Folgende Arten von Verkehrsbeeinflussungsanlagen kommen zur Anwendung:[1]

  • Knotenbeeinflussungsanlagen dienen dazu, an Konfliktpunkten des Verkehrs die konkurrierenden Verkehrsströme zeitlich zu trennen. Dazu gehören Verkehrslichtsignalanlagen (VLSA) an niveaugleichen Knoten und Rampensteuerungen an Autobahnauffahrten.
  • Netzbeeinflussungsanlagen (kurz NBA), auch Netzsteuerungsanlagen genannt, lenken den Verkehr über Wechselwegweisersysteme von überlasteten oder grenzbelasteten Strecken auf jene Netzteile, die noch Reserven aufweisen. Eine Ablenkung des Autobahnverkehrs in das Sekundärnetz wird in der Regel nicht gewünscht und ist meist nur bei einer Totalsperre der hochrangigen Straße erlaubt.
  • Streckenbeeinflussungsanlagen (kurz SBA) dienen zur Stabilisierung des Verkehrsflusses an einer knotenfreien Strecke und beinhalten Anlagen zur Geschwindigkeitshomogenisierung (Wechselverkehrszeichen) und zur Fahrstreifensignalisierung (Sperre von Fahrstreifen), sowie Anlagen zur Bevorzugung von Fahrten auf speziell gewidmeten Fahrstreifen (Busfahrstreifen, Fahrgemeinschaftsspuren).
  • Temporäre Seitenstreifenfreigabe (TSF) ermöglicht auf stark belasteten Schnellstraßen die Freigabe des Seitenstreifens für den fließenden Verkehr. Die Kapazität des Streckenabschnittes wird zusätzlich erhöht.
  • Zuflussregelungsanlagen (kurz ZRA; im englischsprachigen Raum: ramp metering) dienen dazu, den Zufluss auf Schnellstraßen bei hohen Verkehrsbelastungen gezielt zu dosieren. Auf diese Weise wird verhindert, dass permanent Fahrzeuge auf die Schnellstraße auffahren und so den fließenden Verkehr stören bzw. abbremsen.
Prismenwegweiser und ein Leuchtpanel mit einem Unfallhinweis

Verkehrsbeeinflussungsanlagen sind aus folgenden Teilsystemen aufgebaut:

  1. Sensorsysteme (Induktionsschleifen, Infrarotsensoren, Video) zur Erfassung von Verkehrskenngrößen (Verkehrsmenge, Verkehrsdichte, lokale Geschwindigkeit).
  2. Rechnerzentralen und Unterzentralen zur Auswertung der Datenströme und zur Aktivierung der koordinierten Strategien.
  3. Übertragungseinrichtungen zur Kommunikation zwischen den Feldgeräten und den Zentralen.
  4. Kollektive Aktuatoren (Signale, Verkehrszeichen) zur Umsetzung der geschalteten Strategie in visuelle Symbole für die Kraftfahrer.
  5. Verkehrsüberwachungseinrichtungen zur Sicherung der Einhaltung der aktivierten Strategien durch die Verkehrsteilnehmer.
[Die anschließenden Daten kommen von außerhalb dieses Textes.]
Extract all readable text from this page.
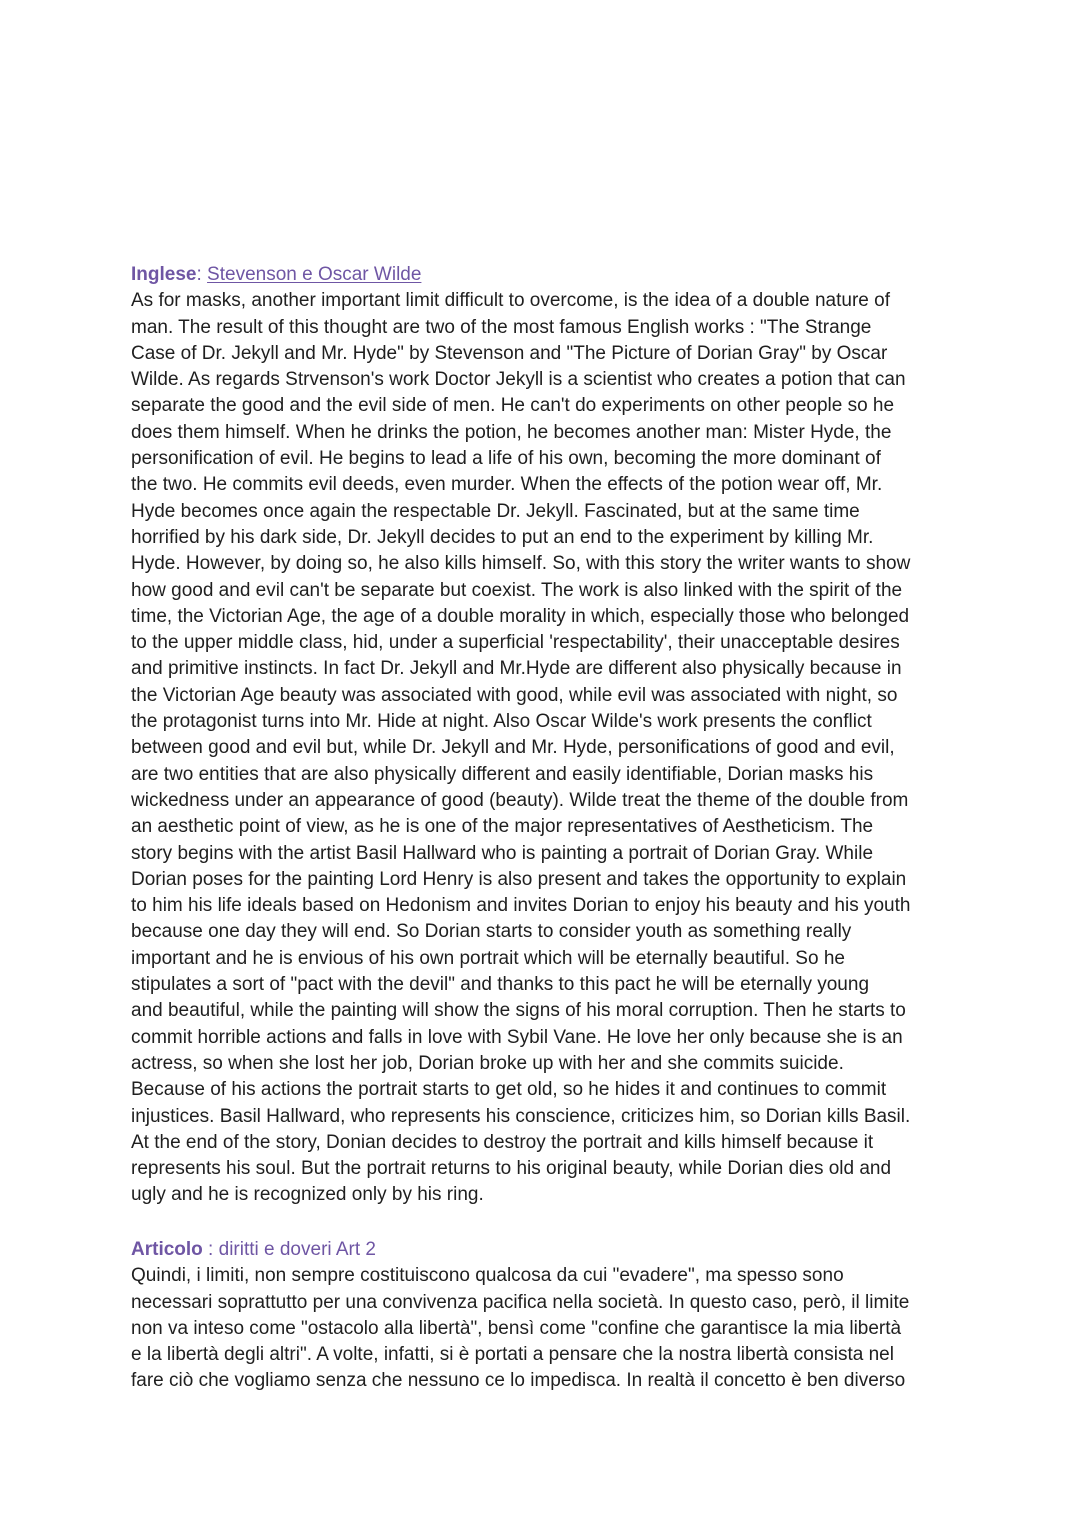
Inglese: Stevenson e Oscar Wilde

As for masks, another important limit difficult to overcome, is the idea of a double nature of
man. The result of this thought are two of the most famous English works : "The Strange
Case of Dr. Jekyll and Mr. Hyde" by Stevenson and "The Picture of Dorian Gray" by Oscar
Wilde. As regards Strvenson's work Doctor Jekyll is a scientist who creates a potion that can
separate the good and the evil side of men. He can't do experiments on other people so he
does them himself. When he drinks the potion, he becomes another man: Mister Hyde, the
personification of evil. He begins to lead a life of his own, becoming the more dominant of
the two. He commits evil deeds, even murder. When the effects of the potion wear off, Mr.
Hyde becomes once again the respectable Dr. Jekyll. Fascinated, but at the same time
horrified by his dark side, Dr. Jekyll decides to put an end to the experiment by killing Mr.
Hyde. However, by doing so, he also kills himself. So, with this story the writer wants to show
how good and evil can't be separate but coexist. The work is also linked with the spirit of the
time, the Victorian Age, the age of a double morality in which, especially those who belonged
to the upper middle class, hid, under a superficial 'respectability', their unacceptable desires
and primitive instincts. In fact Dr. Jekyll and Mr.Hyde are different also physically because in
the Victorian Age beauty was associated with good, while evil was associated with night, so
the protagonist turns into Mr. Hide at night. Also Oscar Wilde's work presents the conflict
between good and evil but, while Dr. Jekyll and Mr. Hyde, personifications of good and evil,
are two entities that are also physically different and easily identifiable, Dorian masks his
wickedness under an appearance of good (beauty). Wilde treat the theme of the double from
an aesthetic point of view, as he is one of the major representatives of Aestheticism. The
story begins with the artist Basil Hallward who is painting a portrait of Dorian Gray. While
Dorian poses for the painting Lord Henry is also present and takes the opportunity to explain
to him his life ideals based on Hedonism and invites Dorian to enjoy his beauty and his youth
because one day they will end. So Dorian starts to consider youth as something really
important and he is envious of his own portrait which will be eternally beautiful. So he
stipulates a sort of "pact with the devil" and thanks to this pact he will be eternally young
and beautiful, while the painting will show the signs of his moral corruption. Then he starts to
commit horrible actions and falls in love with Sybil Vane. He love her only because she is an
actress, so when she lost her job, Dorian broke up with her and she commits suicide.
Because of his actions the portrait starts to get old, so he hides it and continues to commit
injustices. Basil Hallward, who represents his conscience, criticizes him, so Dorian kills Basil.
At the end of the story, Donian decides to destroy the portrait and kills himself because it
represents his soul. But the portrait returns to his original beauty, while Dorian dies old and
ugly and he is recognized only by his ring.

Articolo : diritti e doveri Art 2

Quindi, i limiti, non sempre costituiscono qualcosa da cui "evadere", ma spesso sono
necessari soprattutto per una convivenza pacifica nella società. In questo caso, però, il limite
non va inteso come "ostacolo alla libertà", bensì come "confine che garantisce la mia libertà
e la libertà degli altri". A volte, infatti, si è portati a pensare che la nostra libertà consista nel
fare ciò che vogliamo senza che nessuno ce lo impedisca. In realtà il concetto è ben diverso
Im Rahmen vieler Untersuchungen und Studien wurde die Wirksamkeit von Verkehrsbeeinflussungsanlagen geprüft und bestätigt.[2] Dabei wurde festgestellt, dass die Unfallzahlen auf unfallauffälligen Strecken mit Hilfe von Streckenbeeinflussungsanlagen in Abhängigkeit von den örtlichen Verhältnissen um 20 bis 30 % gesenkt werden konnten. Des Weiteren führen Streckenbeeinflussungsanlagen insbesondere bei hohem Verkehrsaufkommen zu einer Stabilisierung des Verkehrsflusses (Reduzierung oder gar Verhinderung von Stauungen). Die dadurch erreichte Kapazitätssteigerung des Streckenabschnittes liegt bei etwa 5 bis 10 % (verglichen mit ähnlichen Streckenabschnitten ohne VBA).[1]
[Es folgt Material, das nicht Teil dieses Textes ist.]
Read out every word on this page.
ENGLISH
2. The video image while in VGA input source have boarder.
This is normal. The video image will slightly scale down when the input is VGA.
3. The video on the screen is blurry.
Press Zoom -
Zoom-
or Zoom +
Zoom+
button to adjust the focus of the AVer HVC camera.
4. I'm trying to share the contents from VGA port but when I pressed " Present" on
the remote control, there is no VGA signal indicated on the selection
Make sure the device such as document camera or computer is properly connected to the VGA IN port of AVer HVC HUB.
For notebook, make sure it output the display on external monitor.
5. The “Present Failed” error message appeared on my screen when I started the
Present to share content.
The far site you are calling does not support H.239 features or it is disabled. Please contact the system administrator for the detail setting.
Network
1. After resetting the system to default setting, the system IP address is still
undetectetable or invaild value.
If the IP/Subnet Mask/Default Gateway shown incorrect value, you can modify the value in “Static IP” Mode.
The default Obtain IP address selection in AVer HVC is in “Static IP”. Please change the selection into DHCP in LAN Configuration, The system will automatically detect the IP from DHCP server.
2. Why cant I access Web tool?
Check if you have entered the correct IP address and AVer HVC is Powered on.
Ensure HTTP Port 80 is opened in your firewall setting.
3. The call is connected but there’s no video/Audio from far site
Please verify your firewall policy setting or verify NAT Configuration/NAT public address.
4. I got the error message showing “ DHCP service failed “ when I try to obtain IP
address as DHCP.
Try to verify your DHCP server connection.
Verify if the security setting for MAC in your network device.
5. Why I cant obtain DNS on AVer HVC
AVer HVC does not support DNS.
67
Netzbeeinflussungsanlagen weisen eine ähnlich positive Bilanz auf. So ist es mit ihrer Hilfe möglich, in Abhängigkeit vom Straßennetz bis zu 15 % des Gesamtverkehrs auf Alternativrouten umzuleiten. Auf diese Weise kann die Verkehrsbelastung auf der Originalroute gesenkt werden und die Verkehrsqualität verbessert werden.[1]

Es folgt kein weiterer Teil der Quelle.